Trump was irritated by a book, Devil's Bargain, that portrayed Bannon as a brilliant political Svengali but put Trump in a supporting role. When one Trump ally noted to him recently that Bannon did help him at the end of the race, Trump interrupted, "You know, he came very late."

The week of August 7th, Bannon suggested timing the departure to August 14th, which was a day after his first anniversary working for Trump on the campaign. It made sense to everyone. Bannon's physical appearance was crumbling, and his mood swings had become pronounced.

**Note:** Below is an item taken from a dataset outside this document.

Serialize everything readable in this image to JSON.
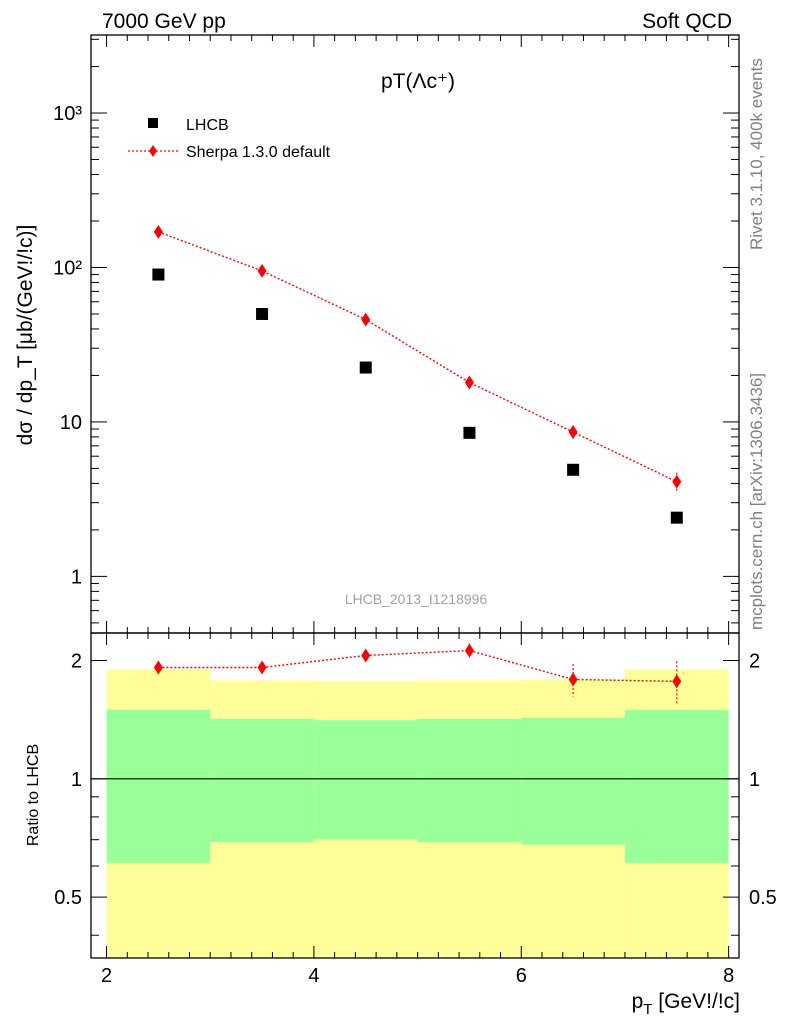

In late July, after a weekend with Robert Mercer, the hedge fund billionaire who finances some of his projects, Bannon told him, "I dread going back" to the White House.

After Charlottesville, Bannon maintained that an August 14th exit would look like part of the president’s response to the violence. He did not want that, and others were understanding. So they discussed moving the date to around Labor Day weekend, although two administration officials said Bannon sought to entirely renegotiate the terms of his departure.

Then came Bannon's unguarded comments to the American Prospect, published last Wednesday evening. He denigrated some colleagues, specifically identified one that he was going to see fired and said of striking North Korea, "There's no military solution here, they got us" – a direct contradiction to the message Trump had been sending. Bannon could buy no more time.